The Miami Herald Apologizes For Including Racist, Anti-Semitic Insert In Newspaper
Readers of the Miami Herald and the El Nuevo Herald noticed a racist and anti-Semitic insert in one of the latest editions. The column in the insert compared BLM activists to Nazis while talking down about the Jewish community.
The Miami Herald recently published a racist and anti-Semitic insert.
The offensive piece, written by Cuban exile Roberto Luque Escalona, received harsh and immediate backlash. Escalona expresses his displeasure for the Jewish community and those seeking racial justice by joining BLM with one column.
“What kind of people are these Jews” writes Escalona. He then continues to “teach” Jewish people the history of the Holocaust and claims that BLM supporters are worse than the Nazis during Kristallnacht, the Night of Broken Glass, because the Nazis simply destroyed things and didn’t steal.

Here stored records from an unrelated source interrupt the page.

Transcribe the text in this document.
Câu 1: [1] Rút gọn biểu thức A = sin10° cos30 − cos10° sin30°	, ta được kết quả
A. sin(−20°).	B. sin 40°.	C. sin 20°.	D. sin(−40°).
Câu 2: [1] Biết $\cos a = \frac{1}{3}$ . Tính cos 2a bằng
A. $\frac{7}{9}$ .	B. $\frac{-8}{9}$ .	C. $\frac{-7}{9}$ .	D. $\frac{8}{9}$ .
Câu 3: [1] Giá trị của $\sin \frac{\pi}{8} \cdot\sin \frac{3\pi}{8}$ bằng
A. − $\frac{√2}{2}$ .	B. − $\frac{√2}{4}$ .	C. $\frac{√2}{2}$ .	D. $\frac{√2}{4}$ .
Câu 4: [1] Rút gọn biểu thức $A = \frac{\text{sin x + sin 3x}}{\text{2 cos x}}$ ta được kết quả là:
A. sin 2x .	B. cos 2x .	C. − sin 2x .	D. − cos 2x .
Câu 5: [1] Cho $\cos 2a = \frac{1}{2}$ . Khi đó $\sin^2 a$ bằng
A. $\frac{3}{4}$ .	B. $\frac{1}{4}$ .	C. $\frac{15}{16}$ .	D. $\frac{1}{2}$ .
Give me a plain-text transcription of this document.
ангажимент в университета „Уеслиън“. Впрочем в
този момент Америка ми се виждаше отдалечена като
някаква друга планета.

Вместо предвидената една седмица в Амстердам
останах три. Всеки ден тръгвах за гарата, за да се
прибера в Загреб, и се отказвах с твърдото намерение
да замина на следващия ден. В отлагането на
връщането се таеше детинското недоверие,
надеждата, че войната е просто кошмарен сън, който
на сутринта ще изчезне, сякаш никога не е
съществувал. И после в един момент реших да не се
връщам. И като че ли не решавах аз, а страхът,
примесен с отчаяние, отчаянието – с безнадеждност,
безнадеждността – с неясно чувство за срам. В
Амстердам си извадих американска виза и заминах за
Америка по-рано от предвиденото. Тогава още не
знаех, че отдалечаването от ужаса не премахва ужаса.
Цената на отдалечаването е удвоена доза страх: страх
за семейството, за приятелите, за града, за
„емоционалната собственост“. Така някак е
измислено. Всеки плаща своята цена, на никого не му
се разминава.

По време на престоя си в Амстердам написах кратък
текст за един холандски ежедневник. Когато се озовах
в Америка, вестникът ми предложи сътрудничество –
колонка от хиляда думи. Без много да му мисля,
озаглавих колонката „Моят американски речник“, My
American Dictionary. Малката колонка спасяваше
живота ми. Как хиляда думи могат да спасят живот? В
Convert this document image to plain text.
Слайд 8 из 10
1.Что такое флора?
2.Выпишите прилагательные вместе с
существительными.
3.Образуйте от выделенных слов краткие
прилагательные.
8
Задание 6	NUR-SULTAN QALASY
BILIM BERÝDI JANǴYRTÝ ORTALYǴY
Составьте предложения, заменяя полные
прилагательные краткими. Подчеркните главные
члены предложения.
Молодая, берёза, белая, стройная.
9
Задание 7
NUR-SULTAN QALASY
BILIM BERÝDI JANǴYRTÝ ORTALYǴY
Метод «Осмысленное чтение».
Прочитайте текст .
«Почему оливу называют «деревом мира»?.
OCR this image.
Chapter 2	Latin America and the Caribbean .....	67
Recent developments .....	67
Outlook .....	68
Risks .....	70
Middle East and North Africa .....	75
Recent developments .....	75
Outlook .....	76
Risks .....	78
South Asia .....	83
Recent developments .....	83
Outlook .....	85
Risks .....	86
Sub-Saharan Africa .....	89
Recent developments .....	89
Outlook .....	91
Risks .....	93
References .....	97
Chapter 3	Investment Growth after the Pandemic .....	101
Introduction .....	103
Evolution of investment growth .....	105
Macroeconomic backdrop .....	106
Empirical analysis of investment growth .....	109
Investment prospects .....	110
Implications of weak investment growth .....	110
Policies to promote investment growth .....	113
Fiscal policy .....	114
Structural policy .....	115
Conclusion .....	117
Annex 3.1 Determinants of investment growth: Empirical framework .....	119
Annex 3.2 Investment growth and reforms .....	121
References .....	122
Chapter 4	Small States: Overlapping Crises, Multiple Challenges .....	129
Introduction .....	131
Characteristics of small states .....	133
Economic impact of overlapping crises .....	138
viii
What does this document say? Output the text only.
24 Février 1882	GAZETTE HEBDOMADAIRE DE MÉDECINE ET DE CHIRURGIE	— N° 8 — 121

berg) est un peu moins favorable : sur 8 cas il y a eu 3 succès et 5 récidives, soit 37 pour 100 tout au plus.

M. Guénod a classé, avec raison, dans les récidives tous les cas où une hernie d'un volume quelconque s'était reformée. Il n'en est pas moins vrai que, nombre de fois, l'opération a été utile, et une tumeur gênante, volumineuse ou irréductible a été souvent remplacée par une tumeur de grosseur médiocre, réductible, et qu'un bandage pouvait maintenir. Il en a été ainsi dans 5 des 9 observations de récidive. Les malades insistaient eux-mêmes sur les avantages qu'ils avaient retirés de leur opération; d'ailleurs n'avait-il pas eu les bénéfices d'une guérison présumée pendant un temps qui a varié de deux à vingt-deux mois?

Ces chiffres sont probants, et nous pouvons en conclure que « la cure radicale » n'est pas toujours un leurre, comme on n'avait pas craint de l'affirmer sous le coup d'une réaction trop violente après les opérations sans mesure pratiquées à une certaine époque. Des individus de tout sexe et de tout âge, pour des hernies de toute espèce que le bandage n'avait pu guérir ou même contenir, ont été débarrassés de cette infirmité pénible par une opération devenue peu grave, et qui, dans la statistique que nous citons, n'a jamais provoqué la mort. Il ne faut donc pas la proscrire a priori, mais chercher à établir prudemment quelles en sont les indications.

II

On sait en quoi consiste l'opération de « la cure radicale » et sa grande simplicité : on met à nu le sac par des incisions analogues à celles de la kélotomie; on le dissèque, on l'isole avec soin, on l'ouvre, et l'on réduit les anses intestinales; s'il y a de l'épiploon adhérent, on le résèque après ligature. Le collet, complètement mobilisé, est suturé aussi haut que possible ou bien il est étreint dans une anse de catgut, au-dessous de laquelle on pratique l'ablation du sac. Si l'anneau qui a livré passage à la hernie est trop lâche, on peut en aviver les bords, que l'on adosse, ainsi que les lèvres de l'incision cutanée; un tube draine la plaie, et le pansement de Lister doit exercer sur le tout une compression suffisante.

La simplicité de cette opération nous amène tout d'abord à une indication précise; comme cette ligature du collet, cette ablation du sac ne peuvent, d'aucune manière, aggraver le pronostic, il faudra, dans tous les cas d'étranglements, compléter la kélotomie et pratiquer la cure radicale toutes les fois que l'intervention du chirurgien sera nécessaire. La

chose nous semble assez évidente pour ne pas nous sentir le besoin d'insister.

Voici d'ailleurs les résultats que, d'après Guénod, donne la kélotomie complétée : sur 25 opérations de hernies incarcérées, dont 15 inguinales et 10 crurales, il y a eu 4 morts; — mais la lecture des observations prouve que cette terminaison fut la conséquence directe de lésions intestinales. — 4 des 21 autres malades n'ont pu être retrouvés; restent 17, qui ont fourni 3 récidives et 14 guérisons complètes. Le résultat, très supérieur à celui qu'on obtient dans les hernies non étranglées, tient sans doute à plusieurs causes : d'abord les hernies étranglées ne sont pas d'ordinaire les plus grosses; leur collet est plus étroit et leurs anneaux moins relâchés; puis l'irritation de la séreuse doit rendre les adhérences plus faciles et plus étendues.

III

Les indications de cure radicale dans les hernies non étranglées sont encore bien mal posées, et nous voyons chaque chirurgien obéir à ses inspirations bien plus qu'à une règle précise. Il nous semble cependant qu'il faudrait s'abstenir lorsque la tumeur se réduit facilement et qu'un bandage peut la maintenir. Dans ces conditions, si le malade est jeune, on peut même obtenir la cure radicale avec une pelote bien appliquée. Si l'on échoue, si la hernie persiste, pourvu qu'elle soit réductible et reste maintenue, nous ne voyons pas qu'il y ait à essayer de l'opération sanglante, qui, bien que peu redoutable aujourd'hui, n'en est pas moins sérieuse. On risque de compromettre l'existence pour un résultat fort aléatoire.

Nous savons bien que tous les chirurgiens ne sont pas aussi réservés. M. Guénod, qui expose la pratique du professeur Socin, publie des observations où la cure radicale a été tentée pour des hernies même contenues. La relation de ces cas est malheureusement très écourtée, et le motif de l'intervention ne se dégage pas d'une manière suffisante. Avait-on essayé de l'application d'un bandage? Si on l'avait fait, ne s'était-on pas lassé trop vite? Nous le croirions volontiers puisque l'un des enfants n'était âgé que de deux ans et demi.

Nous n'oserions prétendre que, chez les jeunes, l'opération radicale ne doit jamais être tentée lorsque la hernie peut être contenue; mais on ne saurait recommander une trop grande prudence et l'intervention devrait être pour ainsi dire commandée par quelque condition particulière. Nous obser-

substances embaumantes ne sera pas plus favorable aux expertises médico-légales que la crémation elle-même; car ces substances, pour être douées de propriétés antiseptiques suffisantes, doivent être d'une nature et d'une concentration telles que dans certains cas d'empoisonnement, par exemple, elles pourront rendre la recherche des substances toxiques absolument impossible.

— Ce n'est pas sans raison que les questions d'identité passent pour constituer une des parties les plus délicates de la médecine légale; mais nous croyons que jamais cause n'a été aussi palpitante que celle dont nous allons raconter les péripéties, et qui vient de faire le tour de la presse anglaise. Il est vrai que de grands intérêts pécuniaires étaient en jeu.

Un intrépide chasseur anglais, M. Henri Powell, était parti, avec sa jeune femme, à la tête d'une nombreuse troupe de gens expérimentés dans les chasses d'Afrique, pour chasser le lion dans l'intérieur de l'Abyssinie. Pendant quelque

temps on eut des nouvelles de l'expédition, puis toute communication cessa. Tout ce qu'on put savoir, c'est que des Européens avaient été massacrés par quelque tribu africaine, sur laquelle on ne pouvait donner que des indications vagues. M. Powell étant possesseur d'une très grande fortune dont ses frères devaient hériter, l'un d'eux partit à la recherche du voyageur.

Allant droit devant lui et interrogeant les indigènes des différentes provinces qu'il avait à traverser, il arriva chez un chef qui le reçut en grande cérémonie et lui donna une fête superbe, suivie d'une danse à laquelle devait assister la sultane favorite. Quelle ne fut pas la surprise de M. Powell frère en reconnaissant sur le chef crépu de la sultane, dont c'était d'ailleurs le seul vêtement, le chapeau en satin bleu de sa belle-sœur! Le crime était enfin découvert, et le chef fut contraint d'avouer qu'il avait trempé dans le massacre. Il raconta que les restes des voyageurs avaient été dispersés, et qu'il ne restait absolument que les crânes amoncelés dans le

The newspaper has apologized for the insert going so far as to admit that it was not properly vetted and that “internal failures” were at play.
According to an open letter, higher ups at the Miami Herald admit to the insert not being read and vetted by the staff. The obvious overlook led to a 40-page insert of right-wing propaganda to be distributed to the readers of both the Miami Herald and El Nuevo Herald. Since the publication, the Miami Herald claims to have ended their relationship with Libre, the insert with the racist and anti-Semitic content.
Those responsible at the Miami Herald admitted to not reading the insert before it was distributed.
“We are deeply sorry that inflammatory, racist and anti-Semitic commentary reached our el Nuevo Herald subscribers through LIBRE, a Spanish-language publication that paid our company to have the product printed and inserted into our print edition as a weekly supplement,” reads part of an open letter to readers. “The fact that no one in leadership, beginning with us, had previously read this advertising insert until this issue was surfaced by a reader is distressing. It is one of a series of internal failures that we are investigating in order to prevent this from ever recurring.”
Readers are outraged that the newspaper would allow such offensive things to be published and distributed.
The right-wing conspiracies pushed by Libre are part of a larger Spanish-language disinformation campaign targeting Cubans in southern Florida. The community has been inundated with disinformation ahead of the 2020 election preying on the fears and ignorance within the staunchly conservative Cuban community.
“It’s difficult to measure the effect exactly, but the polling sort of shows it and in focus groups it shows up, with people deeply questioning the Democrats, and referring to the ‘deep state’ in particular — that there’s a real conspiracy against the president from the inside,” Eduardo Gamarra, a pollster and director of the Latino Public Opinion Forum at Florida International University, told Politico. “There’s a strain in our political culture that’s accustomed to conspiracy theories, a culture that’s accustomed to coup d’etats.”
The disinformation is targeting Cubans because of the growing Latino communities who tend to vote Democratic.
According to Politico, the campaign is Cuban specific. The Puerto Rican, Nicaraguan, Colombian, Venezuelan, and Dominican communities in Florida, which continue to grow, typically vote Democratic. These shifting demographics have left Republicans doing anything it takes to keep a strong hold of the Cuban community, even by means of racism, anti-Semitism, and disinformation.